Although we hope that Artificial Intelligence never reaches the point of The Matrix, a movie where machines use humans as batteries, the first steps are already being taken.
An article has just been published detailing how Artificial Intelligence is helping to create better battery electrolytes, the component that transfers ions back and forth between the two battery electrodes.
One of the authors of the article is Shirley Meng, chief scientist at the Argonne Collaborative Center for Energy Storage Science (ACCESS), who commented that the development of electrolytes is a key to cheaper, longer lasting and more powerful batteries. For this it is necessary to try different substances. For example, switching from a nickel-containing oxide to a sulfur-based material as the primary component of the positive electrode of a lithium-ion battery could yield significant performance benefits and lower costs, but to do so requires figuring out how to retun the electrolyte.
They need to design electrolytes with the right chemical and electrochemical properties to enable optimal interface formation at the battery’s positive and negative electrodes, and to do this they get help from artificial intelligence (AI) that digitally searches through many more possible candidates, speeding up what had been a slow and laborious process of laboratory synthesis.
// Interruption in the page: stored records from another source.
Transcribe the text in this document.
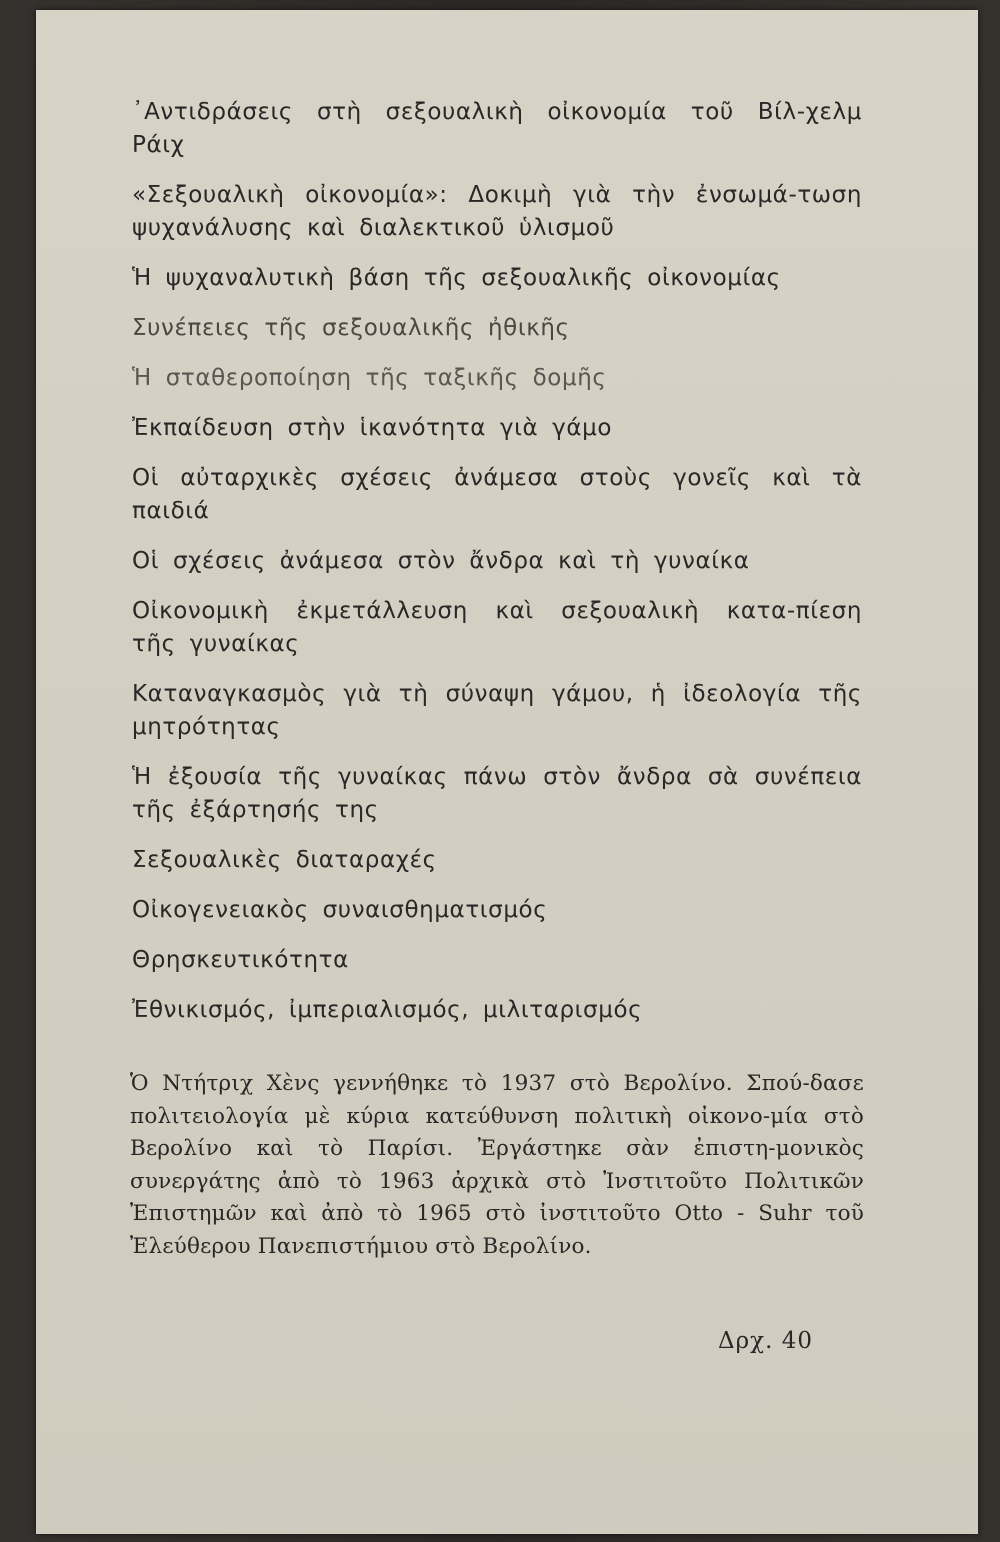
᾽Αντιδράσεις στὴ σεξουαλικὴ οἰκονομία τοῦ Βίλ-χελμ Ράιχ
«Σεξουαλικὴ οἰκονομία»: Δοκιμὴ γιὰ τὴν ἐνσωμά-τωση ψυχανάλυσης καὶ διαλεκτικοῦ ὑλισμοῦ
Ἡ ψυχαναλυτικὴ βάση τῆς σεξουαλικῆς οἰκονομίας
Συνέπειες τῆς σεξουαλικῆς ἠθικῆς
Ἡ σταθεροποίηση τῆς ταξικῆς δομῆς
Ἐκπαίδευση στὴν ἱκανότητα γιὰ γάμο
Οἱ αὐταρχικὲς σχέσεις ἀνάμεσα στοὺς γονεῖς καὶ τὰ παιδιά
Οἱ σχέσεις ἀνάμεσα στὸν ἄνδρα καὶ τὴ γυναίκα
Οἰκονομικὴ ἐκμετάλλευση καὶ σεξουαλικὴ κατα-πίεση τῆς γυναίκας
Καταναγκασμὸς γιὰ τὴ σύναψη γάμου, ἡ ἰδεολογία τῆς μητρότητας
Ἡ ἐξουσία τῆς γυναίκας πάνω στὸν ἄνδρα σὰ συνέπεια τῆς ἐξάρτησής της
Σεξουαλικὲς διαταραχές
Οἰκογενειακὸς συναισθηματισμός
Θρησκευτικότητα
Ἐθνικισμός, ἰμπεριαλισμός, μιλιταρισμός

Ὁ Ντήτριχ Χὲνς γεννήθηκε τὸ 1937 στὸ Βερολίνο. Σπού-δασε πολιτειολογία μὲ κύρια κατεύθυνση πολιτικὴ οἰκονο-μία στὸ Βερολίνο καὶ τὸ Παρίσι. Ἐργάστηκε σὰν ἐπιστη-μονικὸς συνεργάτης ἀπὸ τὸ 1963 ἀρχικὰ στὸ Ἰνστιτοῦτο Πολιτικῶν Ἐπιστημῶν καὶ ἀπὸ τὸ 1965 στὸ ἰνστιτοῦτο Otto - Suhr τοῦ Ἐλεύθερου Πανεπιστήμιου στὸ Βερολίνο.

Δρχ. 40
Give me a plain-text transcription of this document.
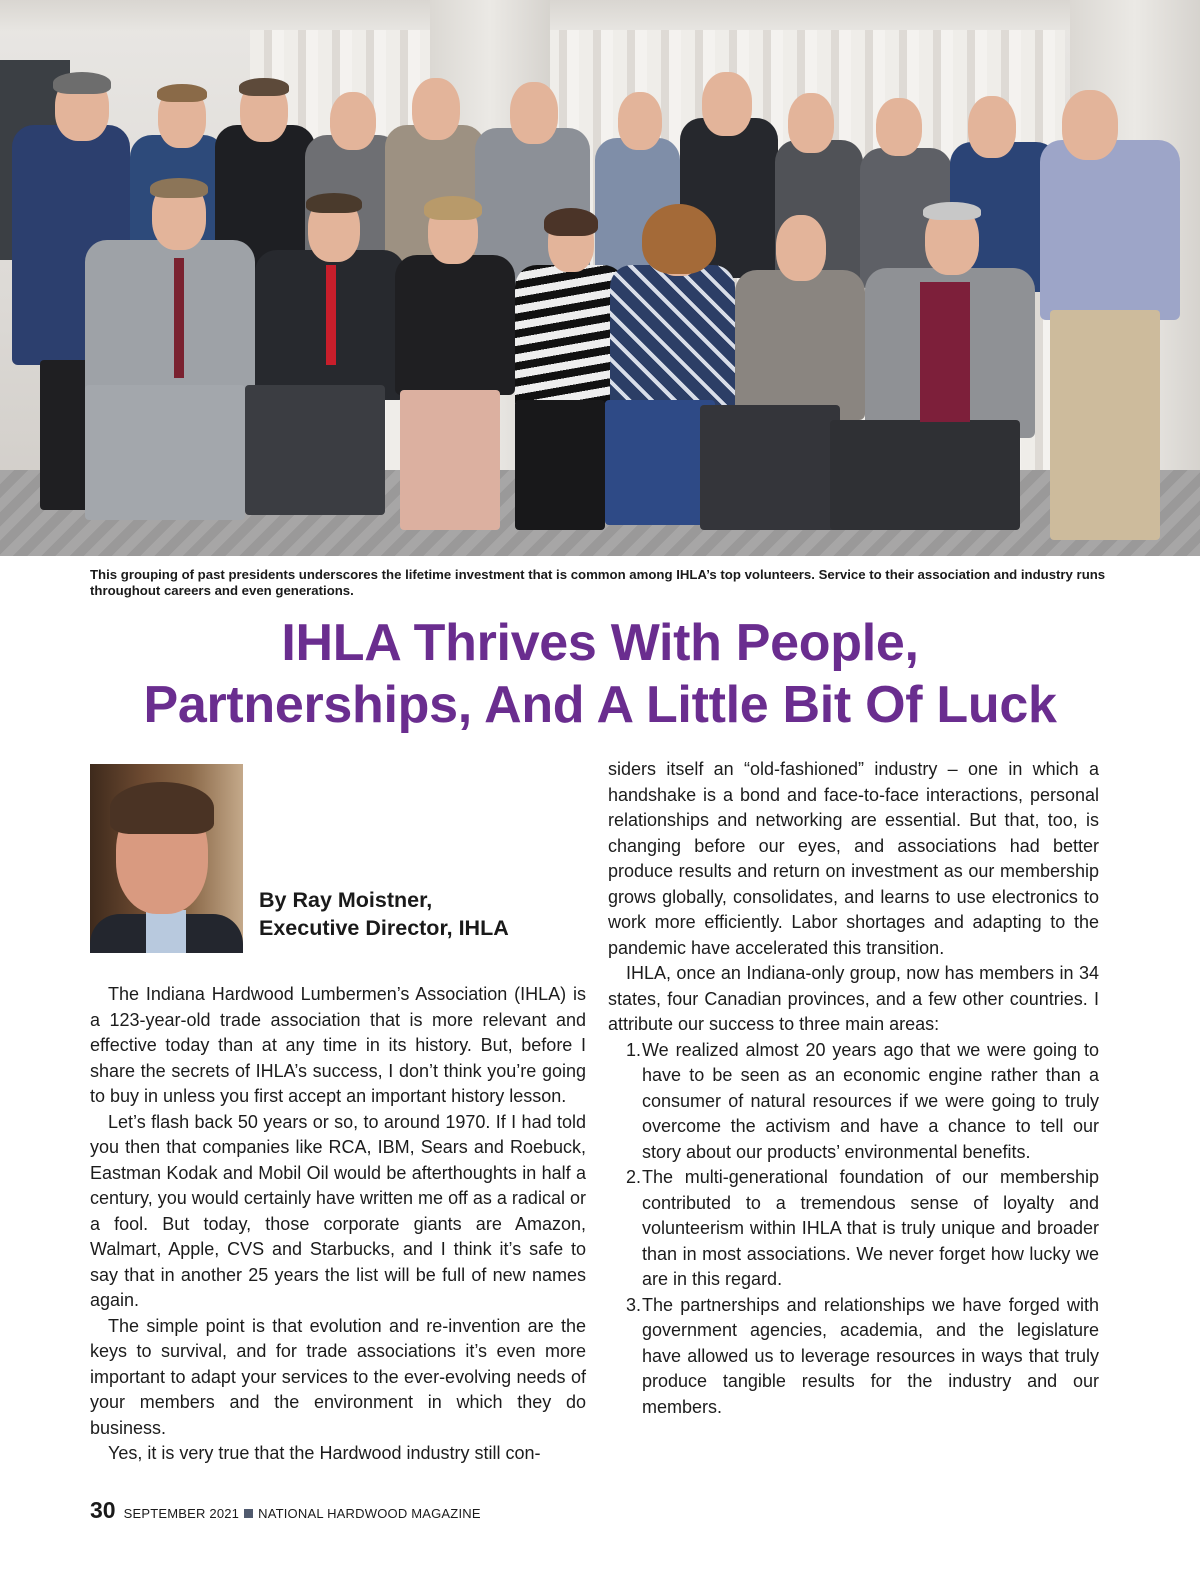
This grouping of past presidents underscores the lifetime investment that is common among IHLA’s top volunteers. Service to their association and industry runs throughout careers and even generations.
IHLA Thrives With People,
Partnerships, And A Little Bit Of Luck
By Ray Moistner,
Executive Director, IHLA

The Indiana Hardwood Lumbermen’s Association (IHLA) is a 123-year-old trade association that is more relevant and effective today than at any time in its history. But, before I share the secrets of IHLA’s success, I don’t think you’re going to buy in unless you first accept an important history lesson.

Let’s flash back 50 years or so, to around 1970. If I had told you then that companies like RCA, IBM, Sears and Roebuck, Eastman Kodak and Mobil Oil would be afterthoughts in half a century, you would certainly have written me off as a radical or a fool. But today, those corporate giants are Amazon, Walmart, Apple, CVS and Starbucks, and I think it’s safe to say that in another 25 years the list will be full of new names again.

The simple point is that evolution and re-invention are the keys to survival, and for trade associations it’s even more important to adapt your services to the ever-evolving needs of your members and the environment in which they do business.

Yes, it is very true that the Hardwood industry still con-

siders itself an “old-fashioned” industry – one in which a handshake is a bond and face-to-face interactions, personal relationships and networking are essential. But that, too, is changing before our eyes, and associations had better produce results and return on investment as our membership grows globally, consolidates, and learns to use electronics to work more efficiently. Labor shortages and adapting to the pandemic have accelerated this transition.

IHLA, once an Indiana-only group, now has members in 34 states, four Canadian provinces, and a few other countries. I attribute our success to three main areas:

1. We realized almost 20 years ago that we were going to have to be seen as an economic engine rather than a consumer of natural resources if we were going to truly overcome the activism and have a chance to tell our story about our products’ environmental benefits.
2. The multi-generational foundation of our membership contributed to a tremendous sense of loyalty and volunteerism within IHLA that is truly unique and broader than in most associations. We never forget how lucky we are in this regard.
3. The partnerships and relationships we have forged with government agencies, academia, and the legislature have allowed us to leverage resources in ways that truly produce tangible results for the industry and our members.
30 SEPTEMBER 2021 NATIONAL HARDWOOD MAGAZINE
Thanks to AI, they are able to identify the best descriptors and characteristics that will allow the personalized design of various electrolytes for specific uses. Before they only managed to test several dozen a year, now they manage several thousand, since electrolytes have billions of possible combinations of components, and AI can act as an automated laboratory.
[…] machines can single-handedly perform increasingly refined and calibrated experiments to ultimately determine what combination of components will form the perfect electrolyte […] the machines can work around the clock and reduce the potential for human error.